Spoiler alert for the 400-year-old classic, also retold in the 2006 rom com, “She’s the Man”: it’s a comedy.
The Thin Air Shakespeare show opened July 11 and runs July 17-20 on the Center for the Arts lawn. (KHOL is a season sponsor of the show).
The six-member band pays homage to lyrics Shakespeare wrote within the world of the play, Humphrey said, without taking people out of the modern genre.
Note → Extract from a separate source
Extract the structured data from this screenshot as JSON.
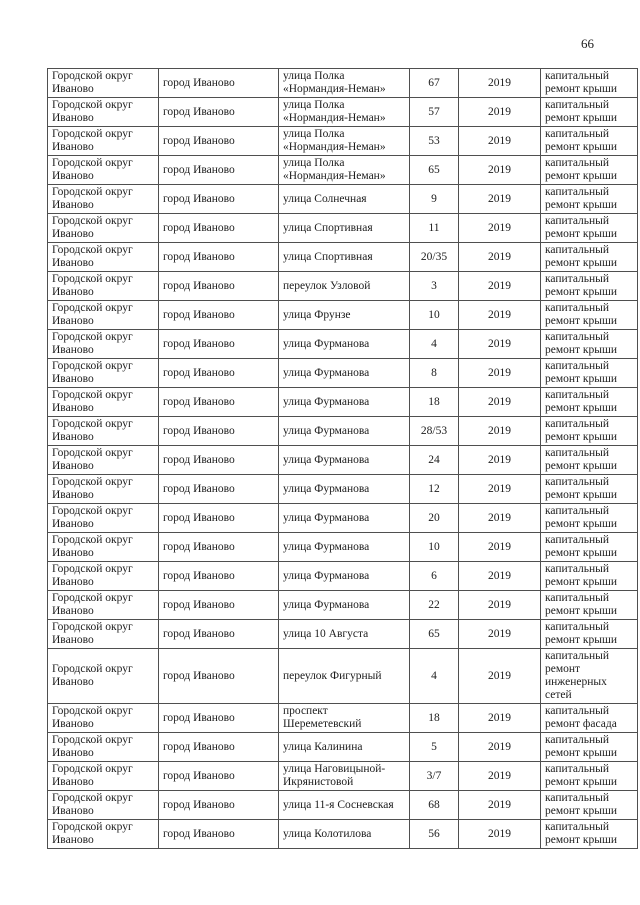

Drums, upright bass, trumpet and two vocalists join Humphrey in jazz standards and crooner ballads.
“It sounds exactly like a lounge jazz band, as far as I’m concerned,” Humphrey said.
Director Edgar Landa settled on a bright, multicolored set he said takes visual inspiration from the animated series “The Jetsons,” American artist Josh Agle, better known as Shag and Dutch abstract painter Piet Mondrian.
“From that, the designer brought some ideas of atomic architecture,” Landa said. “[It’s] very hip and very bright.”
He noted that Humphrey stepped it up a notch this year by writing an original closing tune.
After trying to play the matching game with standards, Humphrey felt most love songs were too “forlorn.”
“Not that any other song couldn’t have done that,” he said, “but I wanted it to be just right.”